At the close of Keren’s Performance Christianson returned to introduce the next award, the Community Human Rights Award and its recipient SMYAL. SMYAL is an organization based in DC that offers support and empowerment to LGBTQI+ youth in the DC area. The award was presented by the board chair of SMYAL, Rob Cogorno, and accepted by Executive Director, Sultan Shakir. In his acceptance remarks, Shakir talks about the importance of offering support to LGBTQI+ youth, especially during COVID as they navigate increased challenges relating to healthcare, housing, education, and community. He closes by recognizing the strength and resilience of the youth that SMYAL works with, noting that they are tomorrow's leaders.

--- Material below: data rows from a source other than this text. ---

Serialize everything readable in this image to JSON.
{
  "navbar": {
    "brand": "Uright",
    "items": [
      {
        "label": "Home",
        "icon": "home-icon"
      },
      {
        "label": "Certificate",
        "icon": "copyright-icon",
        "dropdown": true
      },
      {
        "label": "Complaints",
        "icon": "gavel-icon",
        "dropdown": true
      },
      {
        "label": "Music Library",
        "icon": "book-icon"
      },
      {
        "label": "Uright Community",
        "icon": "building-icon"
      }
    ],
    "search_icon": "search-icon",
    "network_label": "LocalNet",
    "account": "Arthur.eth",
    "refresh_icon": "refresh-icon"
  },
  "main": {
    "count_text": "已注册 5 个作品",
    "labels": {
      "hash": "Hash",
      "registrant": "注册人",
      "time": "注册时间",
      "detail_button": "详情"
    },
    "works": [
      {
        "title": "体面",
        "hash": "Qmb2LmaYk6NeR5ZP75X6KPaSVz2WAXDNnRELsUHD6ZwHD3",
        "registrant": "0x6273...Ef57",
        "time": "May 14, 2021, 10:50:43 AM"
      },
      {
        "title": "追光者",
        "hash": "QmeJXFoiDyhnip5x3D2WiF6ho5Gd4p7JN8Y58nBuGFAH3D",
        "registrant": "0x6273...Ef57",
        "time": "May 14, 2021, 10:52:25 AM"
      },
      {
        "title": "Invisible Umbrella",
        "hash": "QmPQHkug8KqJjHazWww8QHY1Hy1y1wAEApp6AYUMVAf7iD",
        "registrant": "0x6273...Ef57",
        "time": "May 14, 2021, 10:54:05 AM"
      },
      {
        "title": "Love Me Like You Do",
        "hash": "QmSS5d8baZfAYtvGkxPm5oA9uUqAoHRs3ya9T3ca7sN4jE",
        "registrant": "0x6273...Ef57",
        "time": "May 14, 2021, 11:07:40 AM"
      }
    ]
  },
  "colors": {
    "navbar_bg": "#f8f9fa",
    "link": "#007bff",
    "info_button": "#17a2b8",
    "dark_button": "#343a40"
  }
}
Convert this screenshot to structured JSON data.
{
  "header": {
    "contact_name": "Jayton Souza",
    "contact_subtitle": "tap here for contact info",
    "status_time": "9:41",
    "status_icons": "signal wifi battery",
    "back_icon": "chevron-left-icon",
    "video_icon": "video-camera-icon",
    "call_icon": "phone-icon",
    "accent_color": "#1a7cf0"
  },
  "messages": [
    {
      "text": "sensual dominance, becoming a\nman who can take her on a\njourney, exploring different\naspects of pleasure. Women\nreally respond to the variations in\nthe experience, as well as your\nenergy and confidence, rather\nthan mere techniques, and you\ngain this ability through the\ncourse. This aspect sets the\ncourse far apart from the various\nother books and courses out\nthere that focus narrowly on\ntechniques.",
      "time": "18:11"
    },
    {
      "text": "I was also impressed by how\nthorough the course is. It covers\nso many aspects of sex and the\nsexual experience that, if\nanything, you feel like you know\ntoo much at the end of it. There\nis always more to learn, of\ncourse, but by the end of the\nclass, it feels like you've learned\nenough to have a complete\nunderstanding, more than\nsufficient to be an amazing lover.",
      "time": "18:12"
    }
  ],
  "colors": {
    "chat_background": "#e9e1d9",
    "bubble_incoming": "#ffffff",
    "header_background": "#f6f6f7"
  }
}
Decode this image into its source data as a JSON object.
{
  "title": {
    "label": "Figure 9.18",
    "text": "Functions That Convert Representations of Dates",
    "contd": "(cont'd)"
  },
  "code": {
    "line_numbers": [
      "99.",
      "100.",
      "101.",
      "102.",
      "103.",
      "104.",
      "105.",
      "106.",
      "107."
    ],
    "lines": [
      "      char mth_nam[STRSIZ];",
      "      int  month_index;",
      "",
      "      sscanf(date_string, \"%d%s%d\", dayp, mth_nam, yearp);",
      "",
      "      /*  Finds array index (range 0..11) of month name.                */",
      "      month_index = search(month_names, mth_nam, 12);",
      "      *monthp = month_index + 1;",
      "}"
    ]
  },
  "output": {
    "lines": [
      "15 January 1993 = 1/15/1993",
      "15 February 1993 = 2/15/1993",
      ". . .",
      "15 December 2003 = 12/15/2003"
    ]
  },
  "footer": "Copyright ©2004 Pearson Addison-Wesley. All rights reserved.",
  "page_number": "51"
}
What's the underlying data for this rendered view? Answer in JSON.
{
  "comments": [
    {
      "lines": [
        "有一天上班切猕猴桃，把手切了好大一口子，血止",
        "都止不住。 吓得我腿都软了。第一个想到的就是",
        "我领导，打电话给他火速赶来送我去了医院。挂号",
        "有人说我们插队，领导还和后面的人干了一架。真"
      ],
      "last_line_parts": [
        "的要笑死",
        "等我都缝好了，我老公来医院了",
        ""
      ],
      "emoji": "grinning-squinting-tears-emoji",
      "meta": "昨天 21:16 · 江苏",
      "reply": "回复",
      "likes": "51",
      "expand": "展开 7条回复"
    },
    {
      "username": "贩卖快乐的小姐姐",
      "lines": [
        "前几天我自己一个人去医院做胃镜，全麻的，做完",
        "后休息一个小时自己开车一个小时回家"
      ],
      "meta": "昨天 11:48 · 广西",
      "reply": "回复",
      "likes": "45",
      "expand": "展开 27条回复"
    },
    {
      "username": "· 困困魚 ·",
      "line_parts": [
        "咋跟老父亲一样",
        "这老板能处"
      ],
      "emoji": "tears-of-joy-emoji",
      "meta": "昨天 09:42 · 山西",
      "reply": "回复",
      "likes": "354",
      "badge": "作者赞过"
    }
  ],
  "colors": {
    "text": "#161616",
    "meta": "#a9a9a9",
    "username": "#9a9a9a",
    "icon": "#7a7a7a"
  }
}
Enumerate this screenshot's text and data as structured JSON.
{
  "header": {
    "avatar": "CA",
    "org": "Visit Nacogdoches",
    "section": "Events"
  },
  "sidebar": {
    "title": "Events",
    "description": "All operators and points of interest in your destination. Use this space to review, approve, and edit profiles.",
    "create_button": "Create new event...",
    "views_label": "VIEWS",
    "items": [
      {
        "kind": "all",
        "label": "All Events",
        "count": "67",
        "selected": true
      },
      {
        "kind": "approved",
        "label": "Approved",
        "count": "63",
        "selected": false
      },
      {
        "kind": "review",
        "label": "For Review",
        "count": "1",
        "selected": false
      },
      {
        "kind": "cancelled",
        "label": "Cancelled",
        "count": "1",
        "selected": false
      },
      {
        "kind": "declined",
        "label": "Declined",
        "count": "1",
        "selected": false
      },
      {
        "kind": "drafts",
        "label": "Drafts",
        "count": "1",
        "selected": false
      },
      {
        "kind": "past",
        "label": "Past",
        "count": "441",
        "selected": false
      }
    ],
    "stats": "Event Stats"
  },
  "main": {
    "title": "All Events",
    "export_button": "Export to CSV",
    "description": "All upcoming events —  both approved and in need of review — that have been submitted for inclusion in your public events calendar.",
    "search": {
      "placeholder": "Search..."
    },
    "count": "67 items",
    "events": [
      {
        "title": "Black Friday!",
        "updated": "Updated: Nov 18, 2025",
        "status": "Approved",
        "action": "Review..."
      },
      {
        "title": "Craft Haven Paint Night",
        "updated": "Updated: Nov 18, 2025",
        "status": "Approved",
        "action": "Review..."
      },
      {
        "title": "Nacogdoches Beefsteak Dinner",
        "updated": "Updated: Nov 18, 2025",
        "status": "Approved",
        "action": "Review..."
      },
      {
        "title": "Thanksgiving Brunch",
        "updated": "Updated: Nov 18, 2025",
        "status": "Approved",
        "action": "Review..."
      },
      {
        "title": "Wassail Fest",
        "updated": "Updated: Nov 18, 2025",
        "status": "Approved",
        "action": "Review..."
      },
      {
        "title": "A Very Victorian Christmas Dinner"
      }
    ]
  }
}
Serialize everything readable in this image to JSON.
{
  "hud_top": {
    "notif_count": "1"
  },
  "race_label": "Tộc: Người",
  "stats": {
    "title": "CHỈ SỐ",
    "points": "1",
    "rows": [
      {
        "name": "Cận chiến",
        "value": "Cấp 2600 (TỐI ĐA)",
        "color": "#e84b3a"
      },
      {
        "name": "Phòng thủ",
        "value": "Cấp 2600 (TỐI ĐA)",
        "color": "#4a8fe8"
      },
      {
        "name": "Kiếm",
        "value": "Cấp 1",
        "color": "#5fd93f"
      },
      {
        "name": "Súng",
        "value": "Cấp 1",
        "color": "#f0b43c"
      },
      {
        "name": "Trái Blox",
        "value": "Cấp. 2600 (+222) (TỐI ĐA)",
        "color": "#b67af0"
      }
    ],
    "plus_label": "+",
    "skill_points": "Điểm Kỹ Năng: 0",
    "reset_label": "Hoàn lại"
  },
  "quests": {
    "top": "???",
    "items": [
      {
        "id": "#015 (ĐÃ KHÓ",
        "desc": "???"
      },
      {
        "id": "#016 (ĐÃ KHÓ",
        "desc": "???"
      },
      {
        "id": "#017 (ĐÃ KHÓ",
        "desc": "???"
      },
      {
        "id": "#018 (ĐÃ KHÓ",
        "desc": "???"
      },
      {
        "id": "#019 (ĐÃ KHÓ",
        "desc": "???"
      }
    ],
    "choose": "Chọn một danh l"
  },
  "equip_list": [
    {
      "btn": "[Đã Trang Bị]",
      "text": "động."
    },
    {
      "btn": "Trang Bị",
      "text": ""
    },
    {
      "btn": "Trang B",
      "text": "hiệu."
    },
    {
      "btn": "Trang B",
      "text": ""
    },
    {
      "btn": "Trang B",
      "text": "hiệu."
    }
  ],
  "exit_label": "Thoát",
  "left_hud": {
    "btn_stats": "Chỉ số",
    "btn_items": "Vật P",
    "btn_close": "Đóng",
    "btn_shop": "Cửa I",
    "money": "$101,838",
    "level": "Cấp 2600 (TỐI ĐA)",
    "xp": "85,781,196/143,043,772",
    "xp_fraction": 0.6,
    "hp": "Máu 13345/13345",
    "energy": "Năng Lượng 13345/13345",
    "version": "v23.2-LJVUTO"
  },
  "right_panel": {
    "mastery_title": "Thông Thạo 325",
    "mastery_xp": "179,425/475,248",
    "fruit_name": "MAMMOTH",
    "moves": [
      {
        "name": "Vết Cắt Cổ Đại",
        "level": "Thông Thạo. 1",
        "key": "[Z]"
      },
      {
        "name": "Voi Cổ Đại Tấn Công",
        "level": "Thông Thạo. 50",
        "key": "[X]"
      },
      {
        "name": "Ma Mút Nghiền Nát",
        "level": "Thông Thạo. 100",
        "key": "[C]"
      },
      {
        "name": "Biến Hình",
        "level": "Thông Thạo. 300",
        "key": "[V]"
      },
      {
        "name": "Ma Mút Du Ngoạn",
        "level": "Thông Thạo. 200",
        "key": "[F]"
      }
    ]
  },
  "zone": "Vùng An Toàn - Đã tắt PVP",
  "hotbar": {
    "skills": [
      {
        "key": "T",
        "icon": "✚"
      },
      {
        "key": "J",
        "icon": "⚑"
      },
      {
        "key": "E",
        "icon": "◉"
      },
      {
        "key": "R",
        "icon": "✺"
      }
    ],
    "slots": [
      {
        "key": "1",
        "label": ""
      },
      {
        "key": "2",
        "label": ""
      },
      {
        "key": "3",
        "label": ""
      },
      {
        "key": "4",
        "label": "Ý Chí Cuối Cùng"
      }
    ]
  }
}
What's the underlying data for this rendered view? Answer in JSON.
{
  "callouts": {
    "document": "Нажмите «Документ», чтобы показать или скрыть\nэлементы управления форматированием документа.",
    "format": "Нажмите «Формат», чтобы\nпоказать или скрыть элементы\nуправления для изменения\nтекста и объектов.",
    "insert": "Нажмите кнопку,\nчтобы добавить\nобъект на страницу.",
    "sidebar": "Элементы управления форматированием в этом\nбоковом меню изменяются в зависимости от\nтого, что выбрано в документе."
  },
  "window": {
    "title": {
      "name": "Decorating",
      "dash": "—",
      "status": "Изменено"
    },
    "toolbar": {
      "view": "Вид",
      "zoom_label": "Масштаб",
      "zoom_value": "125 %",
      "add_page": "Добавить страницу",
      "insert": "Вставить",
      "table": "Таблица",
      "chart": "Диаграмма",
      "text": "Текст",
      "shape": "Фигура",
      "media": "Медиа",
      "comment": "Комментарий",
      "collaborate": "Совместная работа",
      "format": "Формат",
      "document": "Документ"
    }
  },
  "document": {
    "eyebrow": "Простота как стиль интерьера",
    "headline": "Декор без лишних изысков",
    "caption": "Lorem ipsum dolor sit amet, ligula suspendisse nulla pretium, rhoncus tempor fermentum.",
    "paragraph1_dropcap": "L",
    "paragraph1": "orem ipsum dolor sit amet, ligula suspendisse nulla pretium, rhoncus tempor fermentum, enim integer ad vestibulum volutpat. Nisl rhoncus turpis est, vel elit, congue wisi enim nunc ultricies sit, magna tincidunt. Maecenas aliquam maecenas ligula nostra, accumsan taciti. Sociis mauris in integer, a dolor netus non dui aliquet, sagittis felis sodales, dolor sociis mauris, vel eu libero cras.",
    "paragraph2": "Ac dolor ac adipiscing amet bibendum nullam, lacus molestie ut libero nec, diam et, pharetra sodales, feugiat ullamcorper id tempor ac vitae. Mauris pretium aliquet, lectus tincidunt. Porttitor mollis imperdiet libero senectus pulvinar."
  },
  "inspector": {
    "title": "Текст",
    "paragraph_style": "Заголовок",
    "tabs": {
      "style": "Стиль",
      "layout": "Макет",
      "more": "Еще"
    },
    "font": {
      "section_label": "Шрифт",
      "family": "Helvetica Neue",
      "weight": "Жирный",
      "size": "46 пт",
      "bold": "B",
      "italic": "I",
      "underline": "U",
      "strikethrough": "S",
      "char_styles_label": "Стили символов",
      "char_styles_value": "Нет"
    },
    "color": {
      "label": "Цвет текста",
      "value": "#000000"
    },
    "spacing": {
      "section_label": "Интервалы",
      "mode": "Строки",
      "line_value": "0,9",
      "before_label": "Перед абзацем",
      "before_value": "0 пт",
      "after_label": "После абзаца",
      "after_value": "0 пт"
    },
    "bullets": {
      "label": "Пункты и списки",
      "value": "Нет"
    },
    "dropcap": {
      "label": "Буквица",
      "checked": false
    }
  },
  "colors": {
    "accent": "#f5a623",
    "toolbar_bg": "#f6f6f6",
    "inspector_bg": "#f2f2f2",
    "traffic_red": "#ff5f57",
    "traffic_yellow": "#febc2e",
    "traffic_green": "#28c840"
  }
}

After Shakir spoke, the F. Allen “Tex” Harris award was presented to Lynn Sicade. Sicade is the Director of the Office of Multilateral and Global Affairs in the Bureau of Democracy, Human Rights, and Labor at the U.S. Department of State. The award was presented to her by Sterling Professor of International Law at Yale Law School, Harold Koh. In her acceptance remarks, Sicade quotes Eleanor Roosevelt in saying,
“Where, after all, do universal human rights begin? In small places, close to home - so close and so small that they cannot be seen on any maps of the world. Yet they are the world of the individual person; the neighborhood he lives in; the school or college he attends; the factory, farm, or office where he works. Such are the places where every man, woman, and child seeks equal justice, equal opportunity, equal dignity without discrimination. Unless these rights have meaning there, they have little meaning anywhere. Without concerned citizen action to uphold them close to home, we shall look in vain for progress in the larger world.”
After the remarks by Sicade, Christianson introduced the final award of the evening. The inaugural Emerging Human Rights Leader Award is given to a young professional who shows great dedication to human rights. This award was given to Ryan Kaminski, who is the LGBTQI+ Advisor in the Inclusive Development Hub at the United States Agency for International Development (USAID). The award was presented to Kaminski by Paula Boland, President of UNA-NCA. In his acceptance remarks, Ryan talked about his work with USAID and notes that there is still plenty of work to be done at home as well. He closed by saying “My challenge to everyone is to remember that this work, both for human rights and the SDGs, is ongoing and urgent, and that challenges before us require us all to think about emerging solutions, innovations, and ways to break bottlenecks like never before.”
The evening came to a close with UNA-NCA’s President, Paula Boland’s, closing remarks reiterating the importance of continuing to fight for human rights. Paula points out that the theme for this year’s Human Rights Award Celebration, was centered around equality. She notes the importance of equality within Human Rights and points to the 2030 agenda and its inclusion of achieving equal rights. “Equality, inclusion, and non-discrimination, in other words, a human rights-based approach to development, is the best way to reduce inequalities and resume our path to towards achieving the 2030 agenda and a better future for us all”
Special thank you to our generous sponsors, and the Human Rights Committee for making this evening possible. And a heartfelt congratulations to all of our inspiring honorees.